Loy and Lawson were both accused in the January 2010 beating death of Lawson’s mother and Loy’s grandmother, 76-year-old Georgia Dotson. A state autopsy report showed Dotson was killed by blunt force trauma, and Williamsburg Police Chief Wayne Bird said she had “numerous rib fractures, some old.” He added that Dotson was found with severe bruising to her head and face, which was covered by makeup.

Loy made a plea agreement March 25, which reduced her murder charge to second-degree manslaughter. Loy pleaded guilty to that charge, as well as one charge of first-degree criminal abuse.

In court Wednesday, Loy said nothing, and Hudson just asked the court to follow the recommendations. She added that the pretrial report, which was what delayed Loy’s sentencing April 8, was complete and did not require any changes.

Winchester followed the recommendations, and for the second-degree manslaughter charge, Loy was handed 10 years. A consecutive 10-year sentence was given to Loy for first-degree criminal abuse.

Hudson did request Loy receive credit for time served — Loy has been in jail for nearly three years. Winchester granted that request, then remanded her back into custody. When asked if she had anything to say, Loy said “No, and thank you Judge.”

While being led from the courtroom, she did manage to wave at family members who were present, and mouthed words of thanks to them.

One of those family members present was Lawson.

After Loy’s sentencing, Winchester called Lawson’s case forward.

Butcher and Commonwealth Attorney Allen Trimble approached the bench. Lawson, who was walking with the aid of a cane, stayed seated in the gallery.

“The Commonwealth moves to dismiss (all) charges against Ms. Lawson,” Trimble said.

Nothing more was said on the case, and Lawson’s charges were dismissed.

“My God is sovereign,” Lawson said after the dismissal. “I’ve been blessed with another miracle. I praise and honor His glory.”

She also expressed her gratitude toward Butcher, her attorney.

Roger Dotson, son of the murder victim, is Loy’s uncle. “She should have gotten a lot more (time),” he said. “But the law’s the law.

“But I would like to have seen her get life,” he added.

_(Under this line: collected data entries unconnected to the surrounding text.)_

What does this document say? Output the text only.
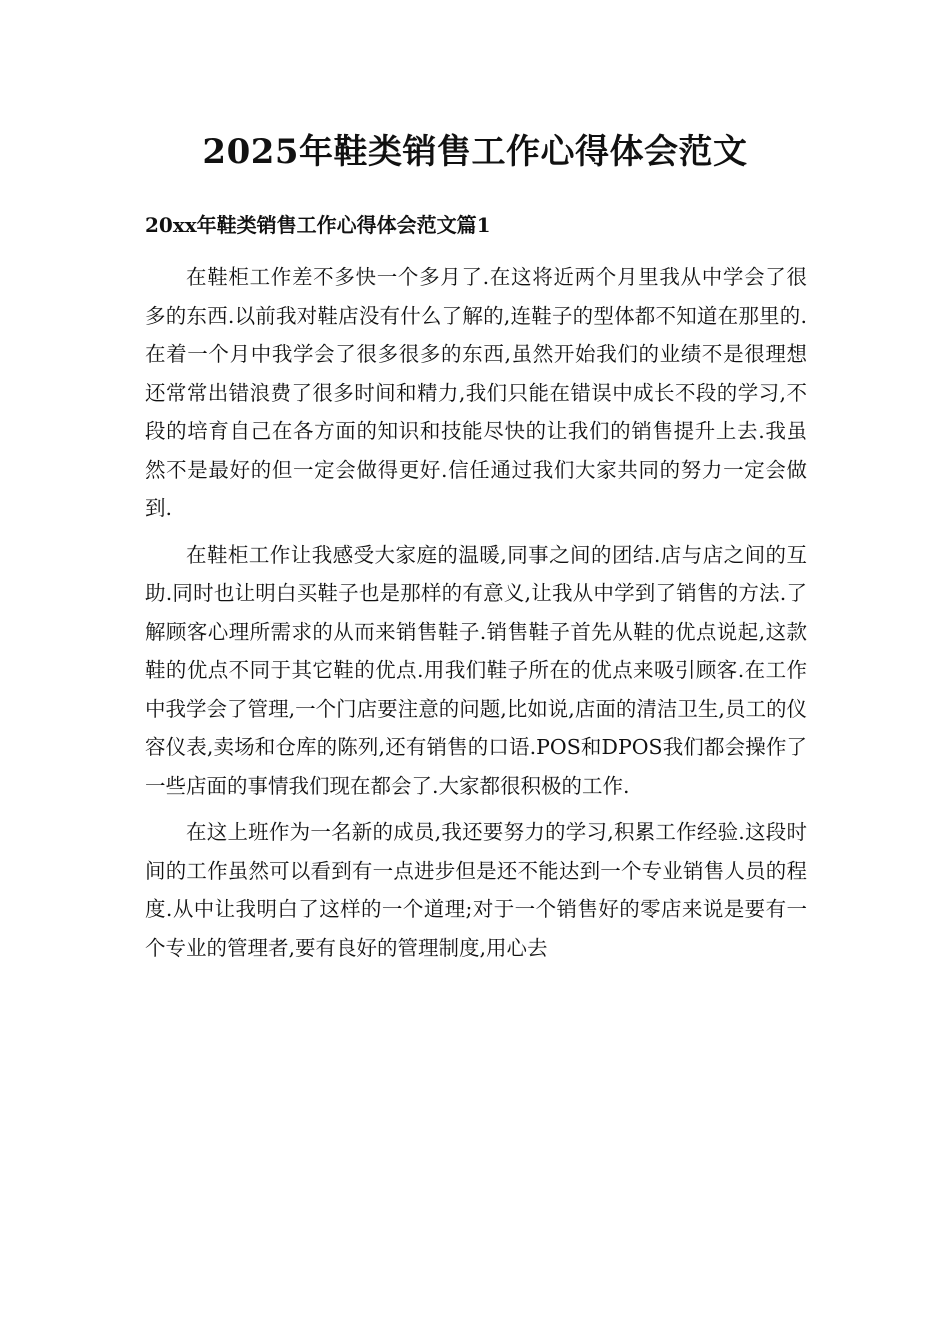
2025年鞋类销售工作心得体会范文
20xx年鞋类销售工作心得体会范文篇1

在鞋柜工作差不多快一个多月了.在这将近两个月里我从中学会了很多的东西.以前我对鞋店没有什么了解的,连鞋子的型体都不知道在那里的.在着一个月中我学会了很多很多的东西,虽然开始我们的业绩不是很理想还常常出错浪费了很多时间和精力,我们只能在错误中成长不段的学习,不段的培育自己在各方面的知识和技能尽快的让我们的销售提升上去.我虽然不是最好的但一定会做得更好.信任通过我们大家共同的努力一定会做到.

在鞋柜工作让我感受大家庭的温暖,同事之间的团结.店与店之间的互助.同时也让明白买鞋子也是那样的有意义,让我从中学到了销售的方法.了解顾客心理所需求的从而来销售鞋子.销售鞋子首先从鞋的优点说起,这款鞋的优点不同于其它鞋的优点.用我们鞋子所在的优点来吸引顾客.在工作中我学会了管理,一个门店要注意的问题,比如说,店面的清洁卫生,员工的仪容仪表,卖场和仓库的陈列,还有销售的口语.POS和DPOS我们都会操作了一些店面的事情我们现在都会了.大家都很积极的工作.

在这上班作为一名新的成员,我还要努力的学习,积累工作经验.这段时间的工作虽然可以看到有一点进步但是还不能达到一个专业销售人员的程度.从中让我明白了这样的一个道理;对于一个销售好的零店来说是要有一个专业的管理者,要有良好的管理制度,用心去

He described his mother as a “wonderful” person. “She loved church,” Dotson said. “We miss her a lot.”

Concerning his sister’s dismissal, he said the family “is satisfied with the outcome.”

“My sister is just like her Mom,” he said. “She’s a good-hearted person.”

Trimble said he had no problem dismissing the murder charge against Lawson. “The family felt she didn’t have anything to do with it,” Trimble said. “Her husband was dying from cancer at the time, and Ms. Lawson was occupied dealing with him.

“There was no active negligence on her part,” he added.